The global food crisis, fed by a worldwide economic downturn and a rush to use food crops for biofuels, has caused three dozen nations to require food aid. Some governments have enacted export bans or restrictions to keep staple crops, especially rice, from being exported. However, amidst the concern over feeding one’s people, developing country governments around the world are entering into land deals supposedly to become food self-sufficient, but as Time magazine and others have described them, these deals threaten the economic independence of those governments, as well as the viability of smallholder farmers.
Wealthy nations without the capacity to feed themselves, such as Libya, Saudi Arabia, South Korea, Kuwait and Qatar, are making deals with African and other developing country governments to lease land on which to grow food. These land lease deals are supposed to benefit the developing countries being targeted, yet the impetus for the deals is for the sponsoring nations to be able to produce food for their own people. Moreover, these land deals carry immediate and long-term threats for these countries and their people.
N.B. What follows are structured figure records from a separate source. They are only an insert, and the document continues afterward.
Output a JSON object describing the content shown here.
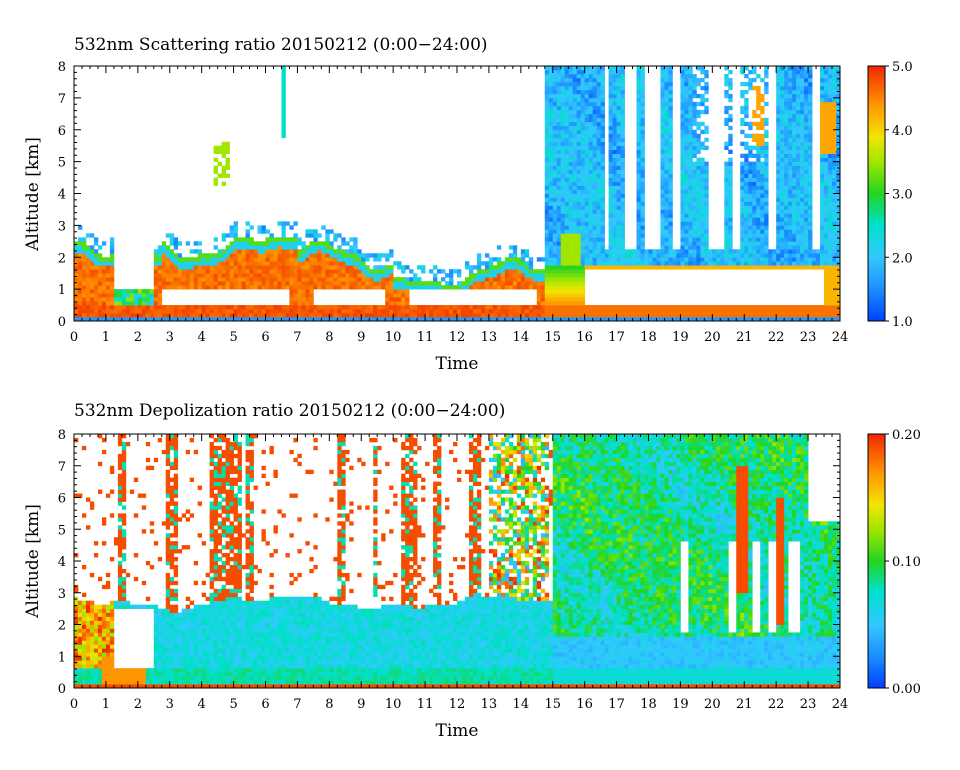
{
  "chart_data": [
    {
      "type": "heatmap",
      "title": "532nm Scattering ratio  20150212 (0:00−24:00)",
      "xlabel": "Time",
      "ylabel": "Altitude [km]",
      "xlim": [
        0,
        24
      ],
      "ylim": [
        0,
        8
      ],
      "xticks": [
        "0",
        "1",
        "2",
        "3",
        "4",
        "5",
        "6",
        "7",
        "8",
        "9",
        "10",
        "11",
        "12",
        "13",
        "14",
        "15",
        "16",
        "17",
        "18",
        "19",
        "20",
        "21",
        "22",
        "23",
        "24"
      ],
      "yticks": [
        "0",
        "1",
        "2",
        "3",
        "4",
        "5",
        "6",
        "7",
        "8"
      ],
      "colorbar": {
        "min": 1.0,
        "max": 5.0,
        "labels": [
          "1.0",
          "2.0",
          "3.0",
          "4.0",
          "5.0"
        ],
        "ticks": [
          1.0,
          2.0,
          3.0,
          4.0,
          5.0
        ]
      },
      "features": {
        "boundary_layer_top_km": 2.2,
        "cloud_base_km": 0.5,
        "high_layer_start_time": 14.8,
        "high_layer_bottom_km": 1.7
      }
    },
    {
      "type": "heatmap",
      "title": "532nm Depolization ratio  20150212 (0:00−24:00)",
      "xlabel": "Time",
      "ylabel": "Altitude [km]",
      "xlim": [
        0,
        24
      ],
      "ylim": [
        0,
        8
      ],
      "xticks": [
        "0",
        "1",
        "2",
        "3",
        "4",
        "5",
        "6",
        "7",
        "8",
        "9",
        "10",
        "11",
        "12",
        "13",
        "14",
        "15",
        "16",
        "17",
        "18",
        "19",
        "20",
        "21",
        "22",
        "23",
        "24"
      ],
      "yticks": [
        "0",
        "1",
        "2",
        "3",
        "4",
        "5",
        "6",
        "7",
        "8"
      ],
      "colorbar": {
        "min": 0.0,
        "max": 0.2,
        "labels": [
          "0.00",
          "0.10",
          "0.20"
        ],
        "ticks": [
          0.0,
          0.1,
          0.2
        ]
      }
    }
  ]
}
The July 2008 deal between the South Korean company Daewoo Logistics and the Government of Madagascar involved the leasing of more than 900,000 hectares of Madagascar land – more than a third of that island nation’s arable land, according to Time. Not only was this deal a factor in the recent coup in Madagascar, but the new, military-imposed government immediately acted to suspend that deal. Whether that land deal is permanently off or merely being restructured for new beneficiaries remains to be seen.
The non-profit agricultural research organization Grain produced a report earlier this year providing details of an agreement between the Libya Africa Investment Portfolio and the Government of Mali under which 100,000 hectares of land within that African nation’s prime rice producing area would be under Libyan control with infrastructure, technology and hybrid rice seeds to be provided by China. This project will not only push Malian farmers off the land they currently use, but the hybrid rice seeds supplied by China cannot be saved by farmers (who now provide 90% of the seeds used in Mali) and must be purchased annually and worked only with high-tech machinery and a high level of chemicals. When you add in the plans to expand production to tomatoes and livestock, it is clear that Malian farmers are not in the picture for Mali’s agricultural future. When you further factor in the Libyan arrangement for the recruitment of a large number of workers from Bangladesh, jobs for infrastructure workers in Mali may not be plentiful either.
Libya has a similar, but smaller, agricultural land lease deal in place with Liberia, involving up to 17,000 hectares of land from the Government of Liberia, and other agricultural land lease deals may not yet have been discovered or finalized.
Several years ago, Global Witness reported that Angola sold off several years of oil futures in order to gain currency to fund the war against its then-adversary UNITA. During the recent oil boom that saw prices rise to nearly $150 per barrel last year, Angola was unable to fully reap the economic benefits other oil producers realized. Will African countries learn nothing from the Angolan commodity example and auction off their agricultural futures to wealthy nations seeking to solve their own food deficits?